Das Geld für die Miete würden Laura und Tim lieber in ein Eigenheim stecken. Als Altersvorsorge und Sicherheit für die beiden Töchter. Beide Eltern arbeiten und ihr Einkommen liegt über dem Durchschnitt für eine vierköpfige Familie. Trotzdem reicht das Geld nicht, um eine Wohnung oder ein Haus zu kaufen. Das war für frühere Generationen noch einfacher, sagt Laura. Die Agrarwissenschaftlerin arbeitet 70 Prozent, ihr Mann 100. Wahrscheinlich wäre eine Immobilie auf dem Land etwas günstiger als in Stuttgart, aber die Familie ist im Stadtteil Plieningen verwurzelt. Die neunjährige Mathilda und die fünfjährige Juna haben viele Freunde hier, es ist nah zu Kindergarten, Schule und Arbeit.

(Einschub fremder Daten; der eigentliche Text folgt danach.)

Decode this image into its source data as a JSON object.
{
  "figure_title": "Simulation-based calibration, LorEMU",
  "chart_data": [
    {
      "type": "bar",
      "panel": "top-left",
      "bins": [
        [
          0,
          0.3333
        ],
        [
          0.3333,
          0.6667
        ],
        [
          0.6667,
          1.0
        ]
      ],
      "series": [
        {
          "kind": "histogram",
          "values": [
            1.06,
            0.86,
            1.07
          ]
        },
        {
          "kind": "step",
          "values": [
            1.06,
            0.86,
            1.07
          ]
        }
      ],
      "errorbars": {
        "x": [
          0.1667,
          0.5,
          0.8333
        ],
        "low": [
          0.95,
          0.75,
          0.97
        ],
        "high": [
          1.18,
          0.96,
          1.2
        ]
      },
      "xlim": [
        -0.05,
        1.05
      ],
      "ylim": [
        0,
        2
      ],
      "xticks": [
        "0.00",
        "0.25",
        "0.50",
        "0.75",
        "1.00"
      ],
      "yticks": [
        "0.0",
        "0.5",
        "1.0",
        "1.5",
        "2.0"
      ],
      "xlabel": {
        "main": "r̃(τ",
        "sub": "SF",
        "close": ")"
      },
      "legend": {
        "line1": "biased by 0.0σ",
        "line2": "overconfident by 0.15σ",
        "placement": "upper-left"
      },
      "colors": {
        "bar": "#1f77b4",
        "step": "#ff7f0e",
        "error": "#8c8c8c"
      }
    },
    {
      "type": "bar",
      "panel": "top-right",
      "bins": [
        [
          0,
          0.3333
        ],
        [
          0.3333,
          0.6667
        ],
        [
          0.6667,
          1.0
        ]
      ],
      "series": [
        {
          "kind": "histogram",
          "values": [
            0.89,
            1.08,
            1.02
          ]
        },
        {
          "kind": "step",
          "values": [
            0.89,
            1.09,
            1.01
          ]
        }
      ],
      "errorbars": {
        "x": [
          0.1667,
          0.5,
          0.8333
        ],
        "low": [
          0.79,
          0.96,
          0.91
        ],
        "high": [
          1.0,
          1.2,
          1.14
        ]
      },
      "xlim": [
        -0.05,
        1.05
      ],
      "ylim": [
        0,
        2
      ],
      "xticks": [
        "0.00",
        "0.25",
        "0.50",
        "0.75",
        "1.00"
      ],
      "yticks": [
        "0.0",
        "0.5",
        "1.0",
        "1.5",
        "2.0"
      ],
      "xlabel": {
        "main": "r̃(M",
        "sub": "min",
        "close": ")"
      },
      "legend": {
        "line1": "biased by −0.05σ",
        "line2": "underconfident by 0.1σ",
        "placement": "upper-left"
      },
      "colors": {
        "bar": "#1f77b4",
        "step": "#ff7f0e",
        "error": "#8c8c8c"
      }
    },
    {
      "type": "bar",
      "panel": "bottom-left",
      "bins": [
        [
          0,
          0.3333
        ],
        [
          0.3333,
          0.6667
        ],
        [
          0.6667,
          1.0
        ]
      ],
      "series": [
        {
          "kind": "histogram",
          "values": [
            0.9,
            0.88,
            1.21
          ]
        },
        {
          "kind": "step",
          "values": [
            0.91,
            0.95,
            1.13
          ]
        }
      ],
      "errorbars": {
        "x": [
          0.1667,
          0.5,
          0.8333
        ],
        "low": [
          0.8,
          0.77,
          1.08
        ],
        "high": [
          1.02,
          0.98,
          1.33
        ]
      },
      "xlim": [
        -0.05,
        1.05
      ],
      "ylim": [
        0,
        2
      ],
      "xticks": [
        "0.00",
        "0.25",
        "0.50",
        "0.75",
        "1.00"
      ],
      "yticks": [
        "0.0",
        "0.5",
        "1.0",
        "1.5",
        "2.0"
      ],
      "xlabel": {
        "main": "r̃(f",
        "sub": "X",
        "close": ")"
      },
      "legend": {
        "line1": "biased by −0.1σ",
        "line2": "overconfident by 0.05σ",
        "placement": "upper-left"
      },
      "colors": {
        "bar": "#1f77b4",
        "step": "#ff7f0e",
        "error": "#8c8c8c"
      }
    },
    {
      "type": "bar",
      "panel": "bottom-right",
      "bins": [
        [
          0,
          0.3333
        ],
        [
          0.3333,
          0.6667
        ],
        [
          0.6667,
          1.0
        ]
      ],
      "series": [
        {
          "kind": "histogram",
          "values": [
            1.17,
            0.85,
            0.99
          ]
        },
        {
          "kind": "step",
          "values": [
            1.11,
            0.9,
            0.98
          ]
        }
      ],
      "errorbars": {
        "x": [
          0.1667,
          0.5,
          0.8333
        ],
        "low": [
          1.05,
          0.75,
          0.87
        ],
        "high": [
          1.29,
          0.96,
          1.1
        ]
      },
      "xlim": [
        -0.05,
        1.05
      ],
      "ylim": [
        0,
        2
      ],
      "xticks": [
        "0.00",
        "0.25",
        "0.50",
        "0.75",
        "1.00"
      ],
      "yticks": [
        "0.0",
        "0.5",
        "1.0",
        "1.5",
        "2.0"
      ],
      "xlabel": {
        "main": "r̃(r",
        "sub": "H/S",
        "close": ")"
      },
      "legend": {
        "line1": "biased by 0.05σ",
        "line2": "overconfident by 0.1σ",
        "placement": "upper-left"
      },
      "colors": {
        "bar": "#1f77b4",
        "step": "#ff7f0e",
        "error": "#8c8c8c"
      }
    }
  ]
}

800 Euro mehr für Gas - Nebenkosten treiben Miete in die Höhe

Als Mieter hat die Familie wenig Einfluss auf die Nebenkosten. Die aber machten das Leben sehr viel teurer, vor allem seit dem russischen Angriffskrieg in der Ukraine. Über 800 Euro mussten die Fetzers für Gas nachzahlen. Der Agrarökonom Tim geht davon aus, dass fossile Brennstoffe wie Gas und Öl in den kommenden Jahren noch teurer werden. Deshalb solle die nächste Regierung weiter auf den Ausbau von erneuerbaren Energien setzen. Aber Förderprogramme dürfe es nicht mehr nur für Hausbesitzerinnen und Hausbesitzer geben.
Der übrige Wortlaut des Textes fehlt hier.